Puma und Adidas: Marktanalysen und Zukunftsperspektiven
Puma: Gewinnmitnahmen nach Abstufung
Die jüngste Erholung der Puma-Aktien scheint ihren Höhepunkt erreicht zu haben. Nach einem starken Kursanstieg gab die Bank of America (BofA) am Donnerstag eine Abstufung heraus, die als Anreiz für Gewinnmitnahmen diente. Analyst Thierry Cota begründete sein neues Votum "Underperform" mit der Einschätzung, dass der Markt bereits zu viel Optimismus eingepreist habe.
Adidas: Positive Entwicklung trotz Herausforderungen
Im Gegensatz dazu zeigt sich Cota optimistischer gegenüber Adidas.
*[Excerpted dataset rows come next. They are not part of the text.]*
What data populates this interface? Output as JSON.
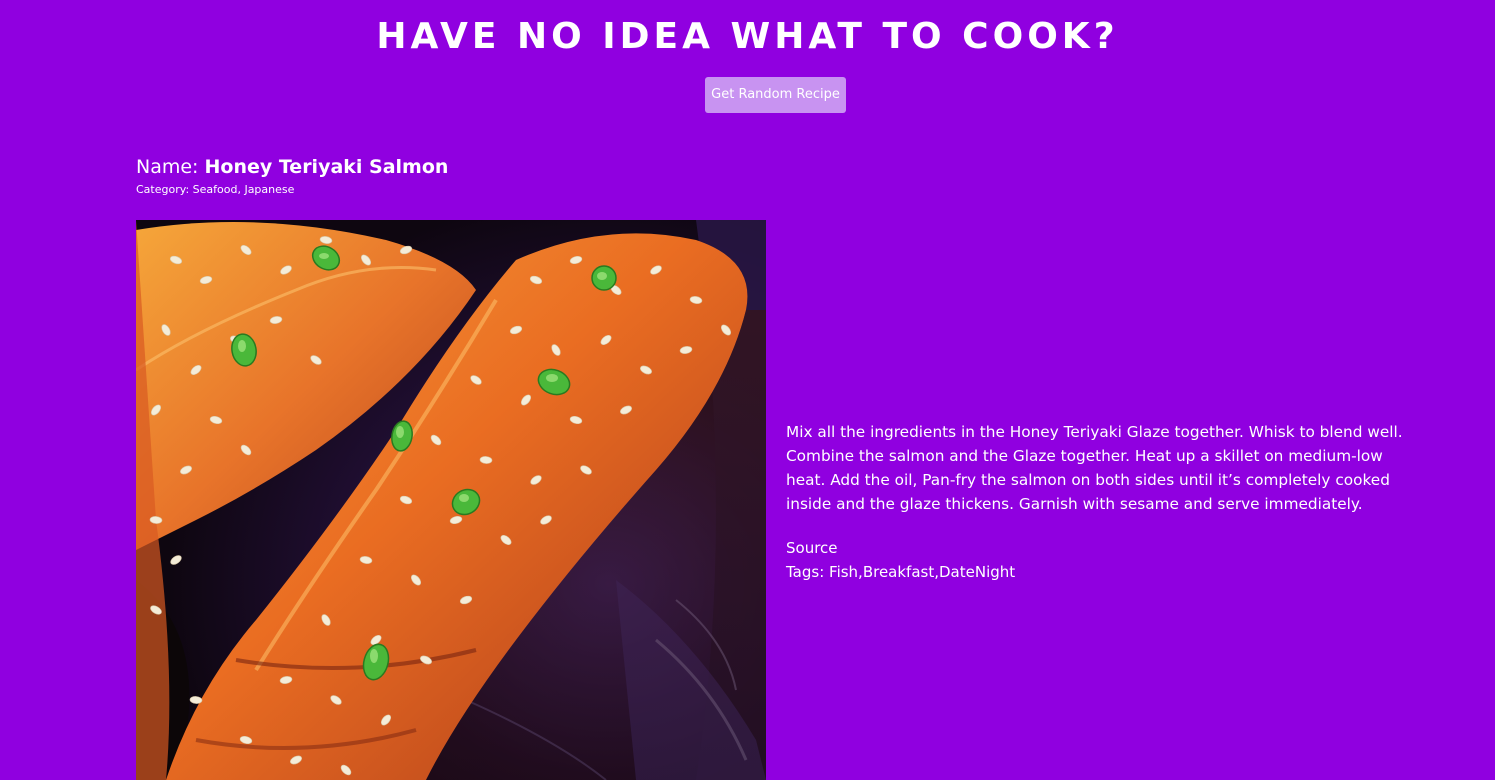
{
  "header": {
    "title": "HAVE NO IDEA WHAT TO COOK?",
    "button_label": "Get Random Recipe"
  },
  "recipe": {
    "name_label": "Name: ",
    "name": "Honey Teriyaki Salmon",
    "category": "Category: Seafood, Japanese",
    "image_subject": "glazed salmon fillets with sesame seeds and green onions",
    "instructions": "Mix all the ingredients in the Honey Teriyaki Glaze together. Whisk to blend well. Combine the salmon and the Glaze together. Heat up a skillet on medium-low heat. Add the oil, Pan-fry the salmon on both sides until it’s completely cooked inside and the glaze thickens. Garnish with sesame and serve immediately.",
    "source_label": "Source",
    "tags": "Tags: Fish,Breakfast,DateNight"
  },
  "colors": {
    "background": "#9000e0",
    "button": "#c893f1",
    "text": "#ffffff"
  }
}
Die Aktien des Unternehmens konnten am Donnerstag um ein Prozent zulegen und knüpfen damit an ihre jüngste Erholung an. Trotz des Anstiegs bleiben die Papiere jedoch unter dem Vortagshoch von 169 Euro sowie unter dem Jahreshoch von 171,30 Euro, das Anfang Januar erreicht wurde. Cota hat seine Bewertung für Adidas von "Underperform" auf "Neutral" angehoben, was auf ein gewisses Aufholpotenzial hinweist.
Fußball-Weltmeisterschaft als Katalysator
Beide Unternehmen profitierten in den letzten Monaten von der Vorfreude auf die bevorstehende Fußball-Weltmeisterschaft. Insbesondere Puma konnte seit Jahresbeginn einen Anstieg von einem Drittel verzeichnen, was auf die Hoffnung zurückzuführen ist, dass umfassende Restrukturierungsmaßnahmen die Unternehmenslage in einem herausfordernden Verbraucherumfeld verbessern werden. Am Vortag erreichten die Aktien von Puma erstmals seit über einem Jahr wieder die 30-Euro-Marke.
Anta Sports und strategische Überlegungen
Ein weiterer Faktor, der Fantasie in die Puma-Aktie brachte, war der Einstieg des chinesischen Konzerns Anta Sports, der einen 29-prozentigen Anteil von der französischen Milliardärsfamilie Pinault übernommen hat. Analyst Cota äußerte jedoch, dass er nicht mit einer vollständigen Übernahme durch den neuen Großaktionär rechne, was die strategischen Überlegungen umso spannender macht.
Ausblick auf die Branche
Obwohl die Adidas-Aktien zuletzt an Wert gewonnen haben, liegen sie im Jahr 2026 noch im Minus. Cota sieht jedoch für das DAX-Mitglied weiteres Aufholpotenzial, da er nun von einem langsamer verlaufenden Wachstumsrückgang ausgeht. Das träge Branchenwachstum wird mittlerweile am Markt als gegeben akzeptiert. In diesem Kontext bleibt abzuwarten, wie sich die Unternehmen in einem sich verändernden Marktumfeld behaupten werden.